Coventry-based No Ordinary Hospitality Management, the team behind historic 4-star Coombe Abbey Hotel, has been appointed by Historic Coventry Trust to use some of the city’s ancient buildings as unique visitor accommodation, with a view to boosting the city’s visitor economy.
The team will launch six historic buildings as boutique accommodation for visitors next month.
Four properties on Priory Row will cater for parties of two to six, while a further two properties on Cook Street and Swanswell Gateway can accommodate two people each.
The partnership comes as Historic Coventry Trust’s £1.5 million partnership project with Coventry City Council to restore and convert the city’s two medieval gates and the three Lychgate Cottages in Priory Row nears completion. The project has been undertaken to revitalise buildings built in 1385 but have lain dormant for the past several decades.
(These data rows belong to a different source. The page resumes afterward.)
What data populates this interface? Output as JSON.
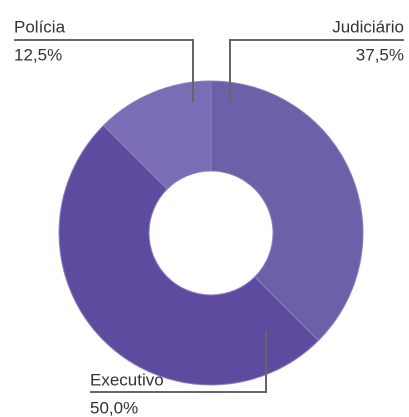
{
  "chart_data": {
    "type": "pie",
    "categories": [
      "Judiciário",
      "Executivo",
      "Polícia"
    ],
    "values": [
      37.5,
      50,
      12.5
    ],
    "value_labels": [
      "37,5%",
      "50,0%",
      "12,5%"
    ],
    "colors": [
      "#6c60a9",
      "#5e4b9f",
      "#7a6db6"
    ]
  }
}
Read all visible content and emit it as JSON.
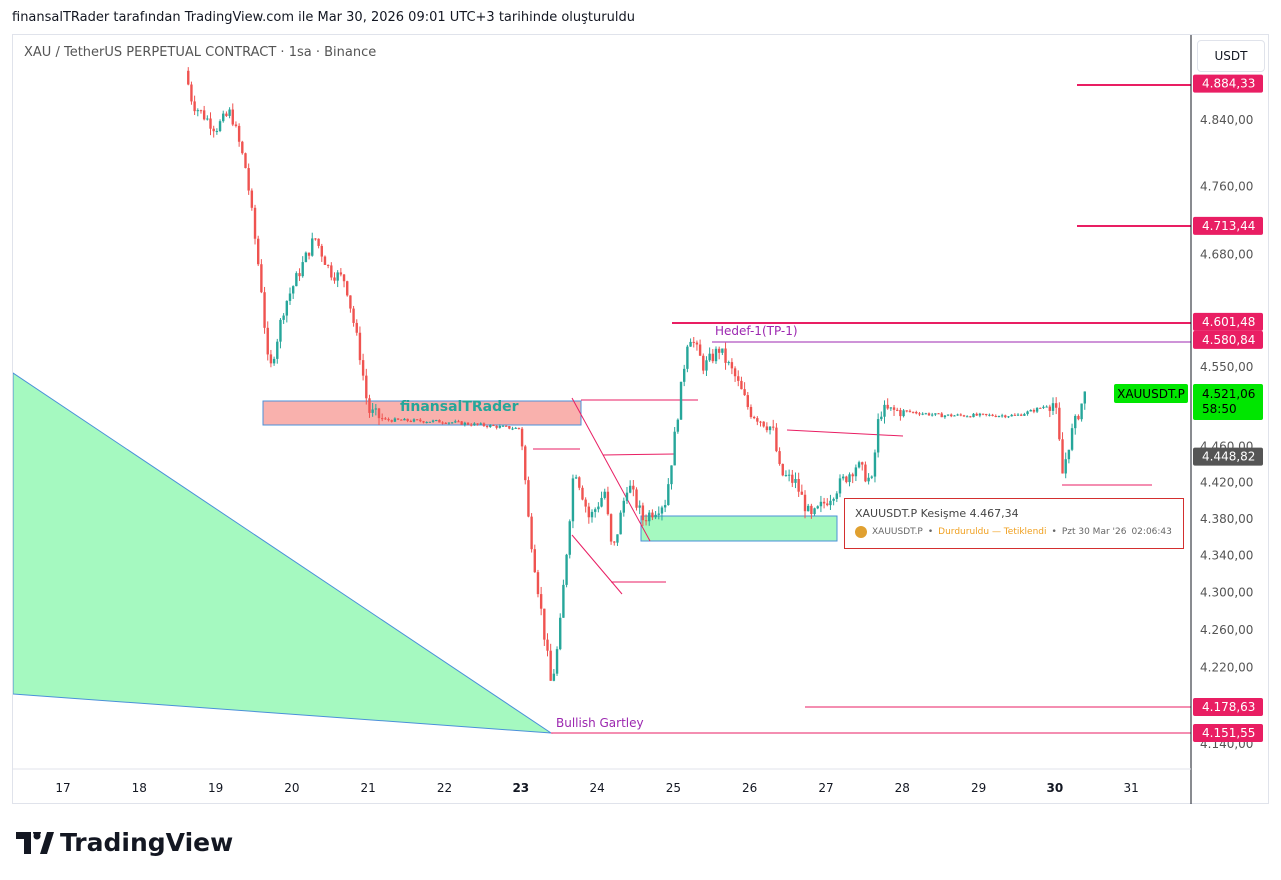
{
  "header": {
    "text": "finansalTRader tarafından TradingView.com ile Mar 30, 2026 09:01 UTC+3 tarihinde oluşturuldu"
  },
  "symbol": {
    "title": "XAU / TetherUS PERPETUAL CONTRACT · 1sa · Binance"
  },
  "currency": "USDT",
  "colors": {
    "up": "#26a69a",
    "down": "#ef5350",
    "line": "#e91e63",
    "green": "#00e600"
  },
  "chart_data": {
    "type": "candlestick",
    "y_ticks": [
      4840,
      4760,
      4680,
      4550,
      4460,
      4420,
      4380,
      4340,
      4300,
      4260,
      4220,
      4140
    ],
    "y_tick_labels": [
      "4.840,00",
      "4.760,00",
      "4.680,00",
      "4.550,00",
      "4.460,00",
      "4.420,00",
      "4.380,00",
      "4.340,00",
      "4.300,00",
      "4.260,00",
      "4.220,00",
      "4.140,00"
    ],
    "x_ticks": [
      "17",
      "18",
      "19",
      "20",
      "21",
      "22",
      "23",
      "24",
      "25",
      "26",
      "27",
      "28",
      "29",
      "30",
      "31"
    ],
    "price_path": [
      [
        18.6,
        4900
      ],
      [
        18.7,
        4860
      ],
      [
        19.0,
        4830
      ],
      [
        19.2,
        4850
      ],
      [
        19.4,
        4780
      ],
      [
        19.6,
        4640
      ],
      [
        19.7,
        4540
      ],
      [
        19.9,
        4620
      ],
      [
        20.3,
        4700
      ],
      [
        20.5,
        4660
      ],
      [
        20.7,
        4650
      ],
      [
        20.9,
        4560
      ],
      [
        21.0,
        4500
      ],
      [
        21.2,
        4490
      ],
      [
        22.0,
        4488
      ],
      [
        22.5,
        4484
      ],
      [
        23.0,
        4480
      ],
      [
        23.1,
        4380
      ],
      [
        23.4,
        4200
      ],
      [
        23.5,
        4250
      ],
      [
        23.7,
        4440
      ],
      [
        23.9,
        4380
      ],
      [
        24.1,
        4410
      ],
      [
        24.2,
        4340
      ],
      [
        24.4,
        4420
      ],
      [
        24.6,
        4380
      ],
      [
        24.9,
        4400
      ],
      [
        25.0,
        4460
      ],
      [
        25.2,
        4590
      ],
      [
        25.4,
        4550
      ],
      [
        25.6,
        4570
      ],
      [
        25.8,
        4540
      ],
      [
        26.0,
        4500
      ],
      [
        26.3,
        4480
      ],
      [
        26.4,
        4430
      ],
      [
        26.6,
        4420
      ],
      [
        26.8,
        4380
      ],
      [
        27.0,
        4400
      ],
      [
        27.2,
        4420
      ],
      [
        27.4,
        4440
      ],
      [
        27.6,
        4420
      ],
      [
        27.7,
        4500
      ],
      [
        28.0,
        4500
      ],
      [
        28.5,
        4495
      ],
      [
        29.5,
        4495
      ],
      [
        29.7,
        4500
      ],
      [
        30.0,
        4510
      ],
      [
        30.1,
        4430
      ],
      [
        30.2,
        4470
      ],
      [
        30.4,
        4521
      ]
    ],
    "price_labels": [
      {
        "value": 4884.33,
        "text": "4.884,33",
        "color": "#e91e63"
      },
      {
        "value": 4713.44,
        "text": "4.713,44",
        "color": "#e91e63"
      },
      {
        "value": 4601.48,
        "text": "4.601,48",
        "color": "#e91e63"
      },
      {
        "value": 4580.84,
        "text": "4.580,84",
        "color": "#e91e63"
      },
      {
        "value": 4448.82,
        "text": "4.448,82",
        "color": "#555555"
      },
      {
        "value": 4178.63,
        "text": "4.178,63",
        "color": "#e91e63"
      },
      {
        "value": 4151.55,
        "text": "4.151,55",
        "color": "#e91e63"
      }
    ],
    "last": {
      "symbol": "XAUUSDT.P",
      "price": "4.521,06",
      "countdown": "58:50",
      "value": 4521.06
    }
  },
  "annotations": {
    "watermark": "finansalTRader",
    "target": "Hedef-1(TP-1)",
    "pattern": "Bullish Gartley"
  },
  "alert": {
    "title": "XAUUSDT.P Kesişme 4.467,34",
    "symbol": "XAUUSDT.P",
    "status": "Durduruldu — Tetiklendi",
    "date": "Pzt 30 Mar '26",
    "time": "02:06:43"
  },
  "logo": "TradingView"
}
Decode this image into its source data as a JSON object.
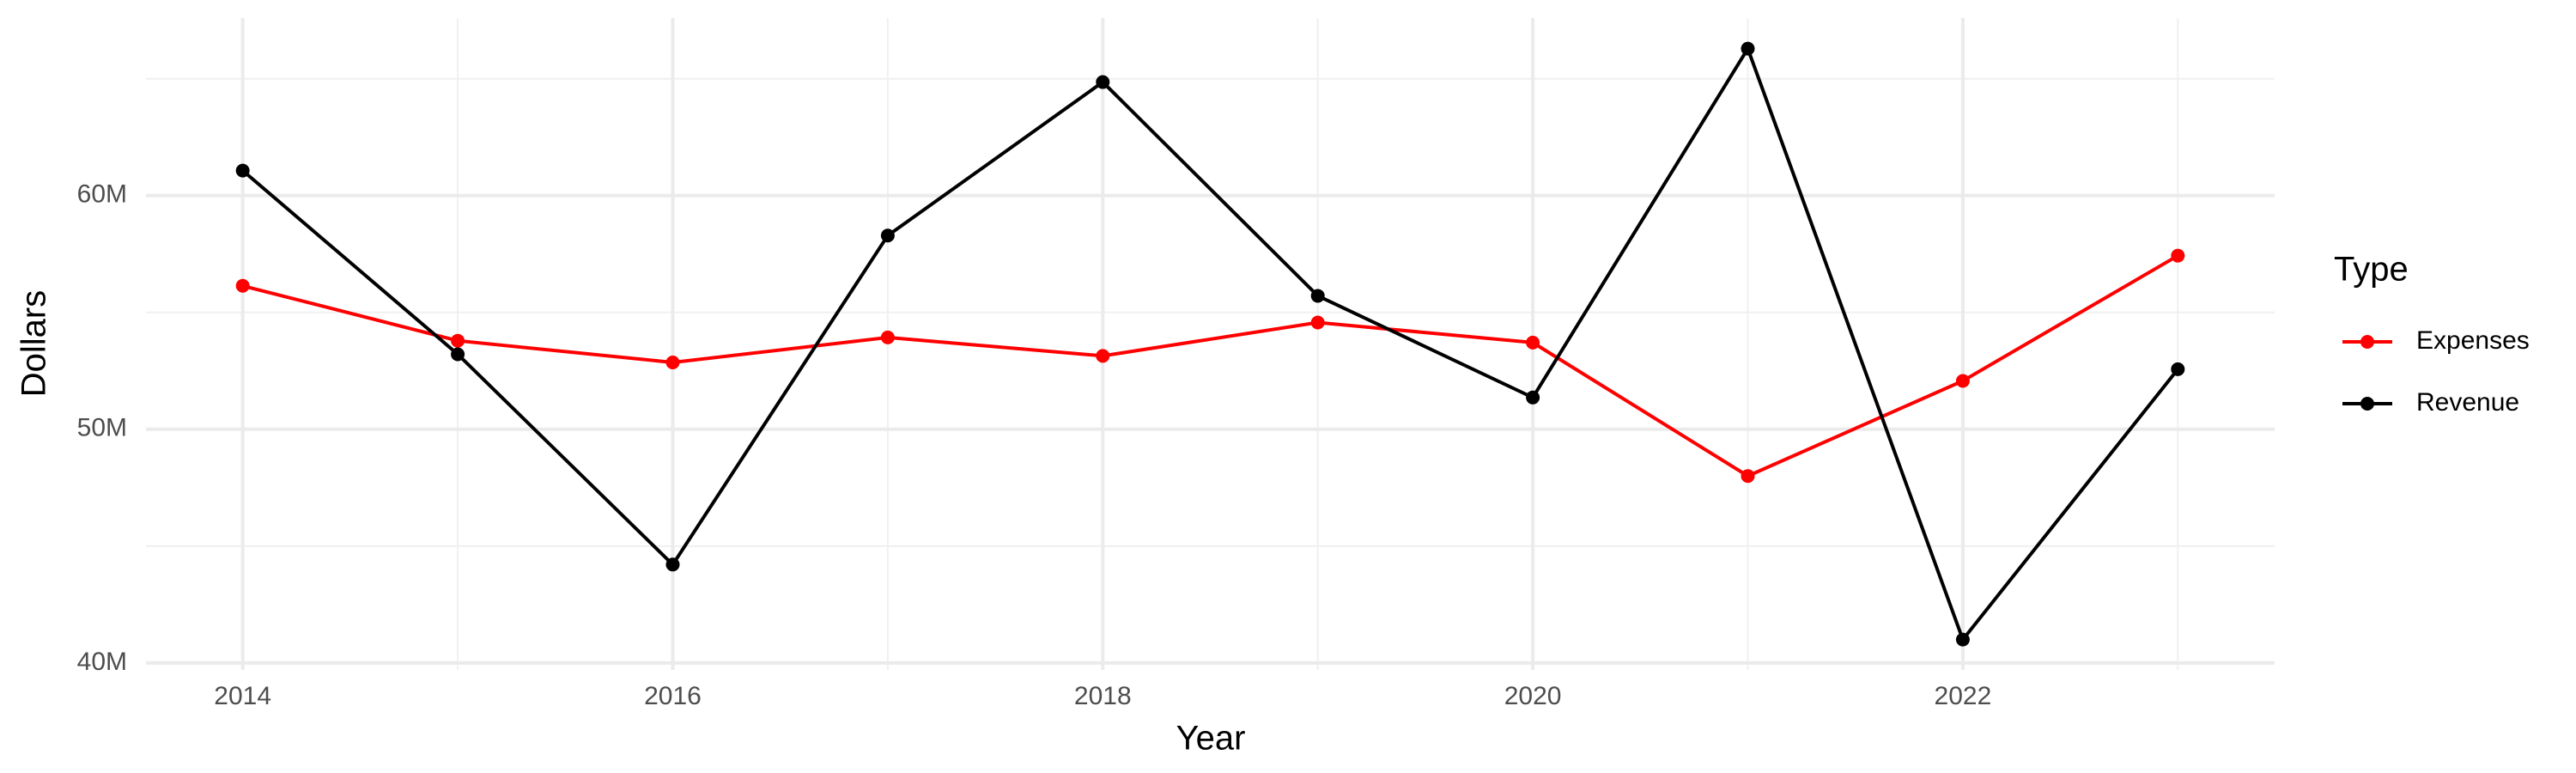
{
  "chart_data": {
    "type": "line",
    "x_label": "Year",
    "y_label": "Dollars",
    "legend_title": "Type",
    "x": [
      2014,
      2015,
      2016,
      2017,
      2018,
      2019,
      2020,
      2021,
      2022,
      2023
    ],
    "series": [
      {
        "name": "Expenses",
        "color": "#ff0000",
        "values": [
          56140000,
          53790000,
          52860000,
          53930000,
          53140000,
          54570000,
          53710000,
          48000000,
          52070000,
          57430000
        ]
      },
      {
        "name": "Revenue",
        "color": "#000000",
        "values": [
          61070000,
          53210000,
          44210000,
          58290000,
          64860000,
          55710000,
          51360000,
          66290000,
          41000000,
          52570000
        ]
      }
    ],
    "xlim": [
      2013.55,
      2023.45
    ],
    "xticks": [
      2014,
      2016,
      2018,
      2020,
      2022
    ],
    "ylim": [
      39700000,
      67600000
    ],
    "yticks": [
      {
        "value": 40000000,
        "label": "40M"
      },
      {
        "value": 50000000,
        "label": "50M"
      },
      {
        "value": 60000000,
        "label": "60M"
      }
    ],
    "grid": true,
    "legend": "right"
  }
}
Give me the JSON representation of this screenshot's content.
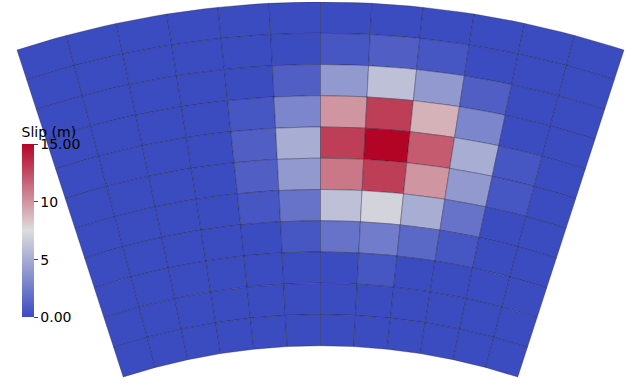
{
  "chart_data": {
    "type": "heatmap",
    "tick_labels": false,
    "colorbar": {
      "title": "Slip (m)",
      "range": [
        0,
        15
      ],
      "ticks": [
        {
          "value": 15,
          "label": "15.00"
        },
        10,
        5,
        {
          "value": 0,
          "label": "0.00"
        }
      ]
    },
    "slip": [
      [
        0,
        0,
        0,
        0,
        0,
        0,
        0,
        0,
        0,
        0,
        0,
        0
      ],
      [
        0,
        0,
        0,
        0,
        0,
        0,
        0.5,
        1,
        0.5,
        0,
        0,
        0
      ],
      [
        0,
        0,
        0,
        0,
        0,
        1,
        4,
        6,
        4,
        1,
        0,
        0
      ],
      [
        0,
        0,
        0,
        0,
        0.5,
        3,
        10,
        13,
        9,
        3,
        0,
        0
      ],
      [
        0,
        0,
        0,
        0,
        1,
        5,
        13,
        15,
        12,
        5,
        0.5,
        0
      ],
      [
        0,
        0,
        0,
        0,
        1,
        4,
        11,
        13,
        10,
        4,
        0.5,
        0
      ],
      [
        0,
        0,
        0,
        0,
        0.5,
        2,
        6,
        7,
        5,
        2,
        0,
        0
      ],
      [
        0,
        0,
        0,
        0,
        0,
        0.5,
        2,
        2.5,
        1.5,
        0.5,
        0,
        0
      ],
      [
        0,
        0,
        0,
        0,
        0,
        0,
        0,
        0.5,
        0,
        0,
        0,
        0
      ],
      [
        0,
        0,
        0,
        0,
        0,
        0,
        0,
        0,
        0,
        0,
        0,
        0
      ],
      [
        0,
        0,
        0,
        0,
        0,
        0,
        0,
        0,
        0,
        0,
        0,
        0
      ]
    ]
  }
}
Graham Tait, Assistant Director of the Historic Coventry Trust, who has managed the delivery of the project, said: “This is the culmination of 12 months of painstaking restoration work which followed years of planning and fundraising to bring the project to fruition. This has only been possible through our close partnership with the Council who have transferred the buildings to the Trust on a 250-year lease. The project forms part of the ground-breaking Framework Agreement entered into between the Trust and Council in 2019 covering many of the city’s most important heritage assets.
“The results of the works really are stunning and give Coventry a unique set of accommodation which will allow people to stay in historic properties while exploring what the city and region has to offer. The timing is perfect as the city gets into gear in its year of culture with lockdown restrictions lifting.”
The project has been funded by Architectural Heritage Fund, the Council’s Cultural Capital Investment Fund and the Government’s Getting Building Fund through the Coventry and Warwickshire Local Enterprise Partnership (CWLEP).
The framework partnership with the Council has gained widespread attention, with the Trust’s entrepreneurial model of sustainable reuse of heritage buildings set to be adopted by other cities following previous of successful restoration projects including The Burges/Hales Street regeneration, London Road Cemetery, Charterhouse and Drapers’ Hall.
Richard Harrison, of No Ordinary Hospitality Management – the company behind Coombe Abbey Hotel – said the new accommodation would give the city a unique offer to potential visitors.
Councillor David Welsh, Cabinet Member for Heritage in the city, said: “These are some of the city’s most important heritage buildings and it is remarkable to see what the Trust has done to turn the buildings into real assets for Coventry.